Eiji · January 8, 2023, 6:02pm

Ok, so our input is for example: ["This", "is", "example"].

First we iterate “main” list, so that we pattern match using [head | tail] notation where in this case head is "This" and tail is ["is", "example"].
Under this we firstly call recursively for head
In similar way we iterate “nested” string, so that we pattern match using <<char::utf8, rest::binary>> where in this case char is 84 (codepoint of T character) and rest is "his".
Under this we firstly process char and later call recursively for rest.
Once recursive ends we are returning information up to point 2, so the word This is iterated only once.
Using new data as we call recursively with a new words which are now tail of last pattern matching (in point 1), so the list of words is iterated only once.
Once list of words ends we are returning all of stored codepoints as a list of characters.

As you can see word is not transformed into list - it’s just iterated character by character using pattern matching.

gregvaughn · January 8, 2023, 7:26pm

This suggests you don’t want one optimized algorithm to get the most common letter (which could be a tie of multiple letters that I don’t think you’ve considered). I think you want to maintain state of the overall frequency map, then iteratively exclude/refine by subtracting from some keys in that map. As a second operation, you want to find the most common letters to form a guess from the current frequency map.
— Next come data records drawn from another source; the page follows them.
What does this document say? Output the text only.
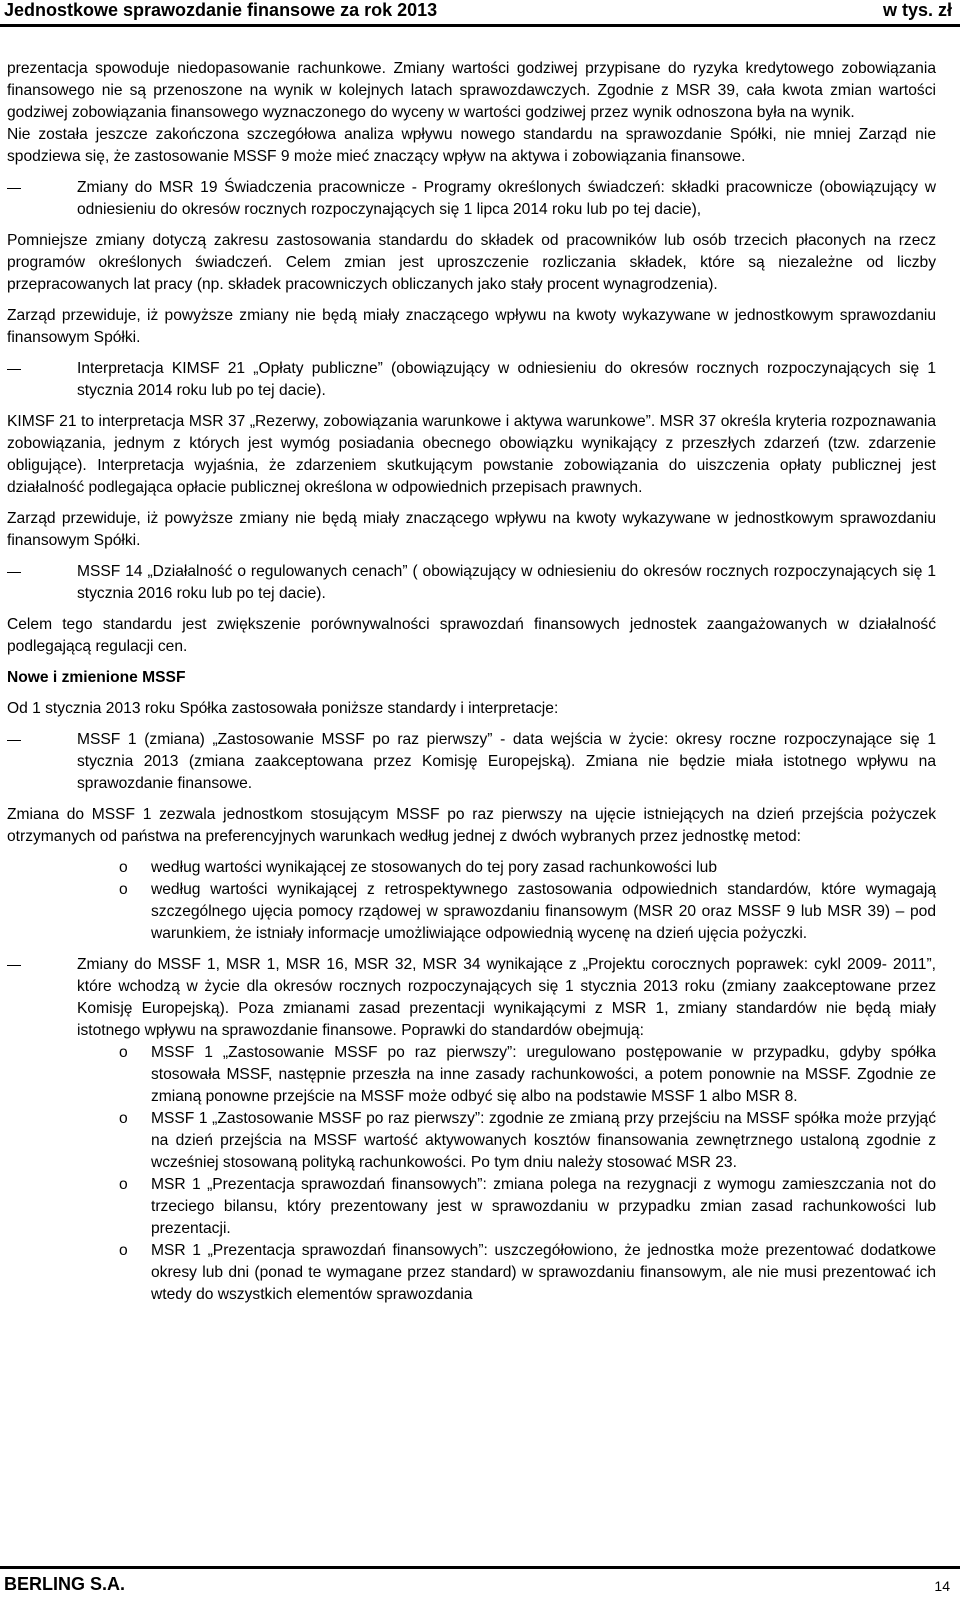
Jednostkowe sprawozdanie finansowe za rok 2013	w tys. zł
prezentacja spowoduje niedopasowanie rachunkowe. Zmiany wartości godziwej przypisane do ryzyka kredytowego zobowiązania finansowego nie są przenoszone na wynik w kolejnych latach sprawozdawczych. Zgodnie z MSR 39, cała kwota zmian wartości godziwej zobowiązania finansowego wyznaczonego do wyceny w wartości godziwej przez wynik odnoszona była na wynik.
Nie została jeszcze zakończona szczegółowa analiza wpływu nowego standardu na sprawozdanie Spółki, nie mniej Zarząd nie spodziewa się, że zastosowanie MSSF 9 może mieć znaczący wpływ na aktywa i zobowiązania finansowe.
Zmiany do MSR 19 Świadczenia pracownicze - Programy określonych świadczeń: składki pracownicze (obowiązujący w odniesieniu do okresów rocznych rozpoczynających się 1 lipca 2014 roku lub po tej dacie),
Pomniejsze zmiany dotyczą zakresu zastosowania standardu do składek od pracowników lub osób trzecich płaconych na rzecz programów określonych świadczeń. Celem zmian jest uproszczenie rozliczania składek, które są niezależne od liczby przepracowanych lat pracy (np. składek pracowniczych obliczanych jako stały procent wynagrodzenia).
Zarząd przewiduje, iż powyższe zmiany nie będą miały znaczącego wpływu na kwoty wykazywane w jednostkowym sprawozdaniu finansowym Spółki.
Interpretacja KIMSF 21 „Opłaty publiczne” (obowiązujący w odniesieniu do okresów rocznych rozpoczynających się 1 stycznia 2014 roku lub po tej dacie).
KIMSF 21 to interpretacja MSR 37 „Rezerwy, zobowiązania warunkowe i aktywa warunkowe”. MSR 37 określa kryteria rozpoznawania zobowiązania, jednym z których jest wymóg posiadania obecnego obowiązku wynikający z przeszłych zdarzeń (tzw. zdarzenie obligujące). Interpretacja wyjaśnia, że zdarzeniem skutkującym powstanie zobowiązania do uiszczenia opłaty publicznej jest działalność podlegająca opłacie publicznej określona w odpowiednich przepisach prawnych.
Zarząd przewiduje, iż powyższe zmiany nie będą miały znaczącego wpływu na kwoty wykazywane w jednostkowym sprawozdaniu finansowym Spółki.
MSSF 14 „Działalność o regulowanych cenach” ( obowiązujący w odniesieniu do okresów rocznych rozpoczynających się 1 stycznia 2016 roku lub po tej dacie).
Celem tego standardu jest zwiększenie porównywalności sprawozdań finansowych jednostek zaangażowanych w działalność podlegającą regulacji cen.
Nowe i zmienione MSSF
Od 1 stycznia 2013 roku Spółka zastosowała poniższe standardy i interpretacje:
MSSF 1 (zmiana) „Zastosowanie MSSF po raz pierwszy” - data wejścia w życie: okresy roczne rozpoczynające się 1 stycznia 2013 (zmiana zaakceptowana przez Komisję Europejską). Zmiana nie będzie miała istotnego wpływu na sprawozdanie finansowe.
Zmiana do MSSF 1 zezwala jednostkom stosującym MSSF po raz pierwszy na ujęcie istniejących na dzień przejścia pożyczek otrzymanych od państwa na preferencyjnych warunkach według jednej z dwóch wybranych przez jednostkę metod:
o według wartości wynikającej ze stosowanych do tej pory zasad rachunkowości lub
o według wartości wynikającej z retrospektywnego zastosowania odpowiednich standardów, które wymagają szczególnego ujęcia pomocy rządowej w sprawozdaniu finansowym (MSR 20 oraz MSSF 9 lub MSR 39) – pod warunkiem, że istniały informacje umożliwiające odpowiednią wycenę na dzień ujęcia pożyczki.
Zmiany do MSSF 1, MSR 1, MSR 16, MSR 32, MSR 34 wynikające z „Projektu corocznych poprawek: cykl 2009- 2011”, które wchodzą w życie dla okresów rocznych rozpoczynających się 1 stycznia 2013 roku (zmiany zaakceptowane przez Komisję Europejską). Poza zmianami zasad prezentacji wynikającymi z MSR 1, zmiany standardów nie będą miały istotnego wpływu na sprawozdanie finansowe. Poprawki do standardów obejmują:
o MSSF 1 „Zastosowanie MSSF po raz pierwszy”: uregulowano postępowanie w przypadku, gdyby spółka stosowała MSSF, następnie przeszła na inne zasady rachunkowości, a potem ponownie na MSSF. Zgodnie ze zmianą ponowne przejście na MSSF może odbyć się albo na podstawie MSSF 1 albo MSR 8.
o MSSF 1 „Zastosowanie MSSF po raz pierwszy”: zgodnie ze zmianą przy przejściu na MSSF spółka może przyjąć na dzień przejścia na MSSF wartość aktywowanych kosztów finansowania zewnętrznego ustaloną zgodnie z wcześniej stosowaną polityką rachunkowości. Po tym dniu należy stosować MSR 23.
o MSR 1 „Prezentacja sprawozdań finansowych”: zmiana polega na rezygnacji z wymogu zamieszczania not do trzeciego bilansu, który prezentowany jest w sprawozdaniu w przypadku zmian zasad rachunkowości lub prezentacji.
o MSR 1 „Prezentacja sprawozdań finansowych”: uszczegółowiono, że jednostka może prezentować dodatkowe okresy lub dni (ponad te wymagane przez standard) w sprawozdaniu finansowym, ale nie musi prezentować ich wtedy do wszystkich elementów sprawozdania
BERLING S.A.	14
One hybrid approach to generating the frequency map from a list of possible_words is to use a for comprehension with a bitstring generator

frequencies = for word <- possible_words, <<char::utf8 <- word>>, reduce: %{} do
  acc -> Map.update(acc, <<char::utf8>>, 1, & &1 + 1)
end

Then if you want to remove certain guesses from that, you could calculate their frequencies (by this algorithm or Enum.frequencies) and a proper 3rd parameter merge function in Map.merge/3 could subtract the counts. For a large corpus of words, this is more efficient than recalculating from scratch.

You could get more sophisticated in your guess logic by considering ties for the most common frequency letter and randomly choosing one of them. Going even further, you could look at the top n frequency letters and do some weighted choice favoring the highest frequency, but still sometimes choosing a slightly lower one.
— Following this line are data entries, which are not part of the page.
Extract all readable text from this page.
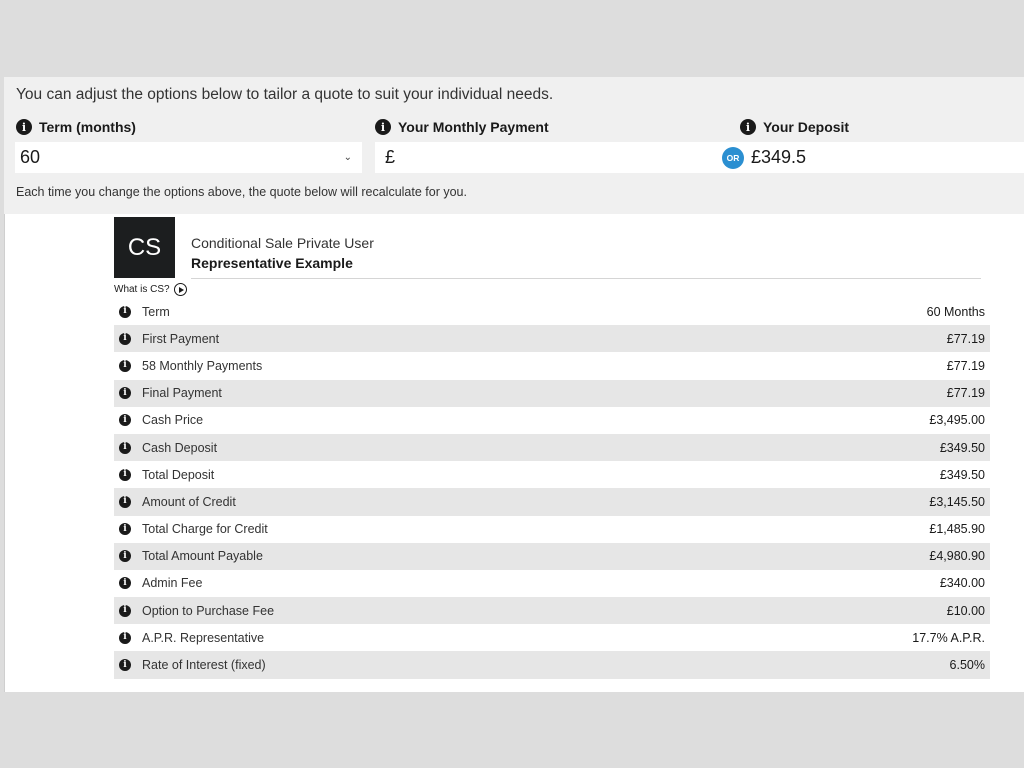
You can adjust the options below to tailor a quote to suit your individual needs.
i Term (months)	i Your Monthly Payment	i Your Deposit
60	⌄ £	£349.5
OR
Each time you change the options above, the quote below will recalculate for you.
CS	Conditional Sale Private User
Representative Example
What is CS?
i	Term	60 Months
i	First Payment	£77.19
i	58 Monthly Payments	£77.19
i	Final Payment	£77.19
i	Cash Price	£3,495.00
i	Cash Deposit	£349.50
i	Total Deposit	£349.50
i	Amount of Credit	£3,145.50
i	Total Charge for Credit	£1,485.90
i	Total Amount Payable	£4,980.90
i	Admin Fee	£340.00
i	Option to Purchase Fee	£10.00
i	A.P.R. Representative	17.7% A.P.R.
i	Rate of Interest (fixed)	6.50%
A more useful data structure for that sort of analysis is an inversion of the frequency map. One way of generating that is

commons =
  frequencies
  |> Enum.group_by(&elem(&1, 1), &elem(&1, 0))
  |> Enum.sort(:desc)

which will be a proplist of integer frequency to list of letters (the sort operation converted from a map data structure to a list of key/value tuples to preserve ordering). Then in the simple case, you could

guess =
  commons
  |> List.first()
  |> elem(1)
  |> Enum.random()

I’ll leave the weighted choice logic as an exercise for the reader

absowoot · January 8, 2023, 10:36pm

You make a valid point that I did not consider if there could be a tie between multiple letters.
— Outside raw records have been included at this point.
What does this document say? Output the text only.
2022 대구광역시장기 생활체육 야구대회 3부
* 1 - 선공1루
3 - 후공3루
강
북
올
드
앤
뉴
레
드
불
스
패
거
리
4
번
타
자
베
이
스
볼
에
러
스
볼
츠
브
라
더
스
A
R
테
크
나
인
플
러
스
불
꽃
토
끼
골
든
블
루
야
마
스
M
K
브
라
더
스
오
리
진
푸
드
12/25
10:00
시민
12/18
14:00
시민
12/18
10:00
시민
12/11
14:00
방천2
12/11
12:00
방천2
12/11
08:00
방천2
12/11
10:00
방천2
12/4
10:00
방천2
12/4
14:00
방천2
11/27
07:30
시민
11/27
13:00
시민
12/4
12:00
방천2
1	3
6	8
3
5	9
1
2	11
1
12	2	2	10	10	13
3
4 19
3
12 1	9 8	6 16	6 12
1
Originally my plan was to:

Create possible_words list based on how many letters are in the word
Guess most frequent letter in the possible_words list
- If guess is good, remove words from possible_words that do NOT contain that letter
- If guess is bad, remove words from possible_words that do contain that letter
Iterate through the revised possible_words list to find most frequent letter (and remove the previous guessed letter)

You’re suggesting that instead, I should keep the frequencies list, determine what words should be removed, and then subtract the letters from those words in the list, and that would be the more efficient approach?

gregvaughn · January 8, 2023, 11:23pm

Aha, the point I missed is that you’d want to remove many words from the possible list – all the ones that contain a failing letter. In that case, the efficiency is less clear. If you have a starting body of 1000 or 100,000 words, the algorithms’ performance will diverge. For smaller sets of words, your algorithm is probably going to be fine.

Also, given your algorithm, the resolution of tied most-frequent letters is less important. Since this seems to be an exercise you are using for educational purposes, I recommend starting simple and getting something that works accurately, then tackle some more advanced optimizations/algorithms if you wish.

absowoot · January 9, 2023, 4:31am

Thanks everyone for your responses and insight! It’s really great to receive assistance for a small beginner project like this.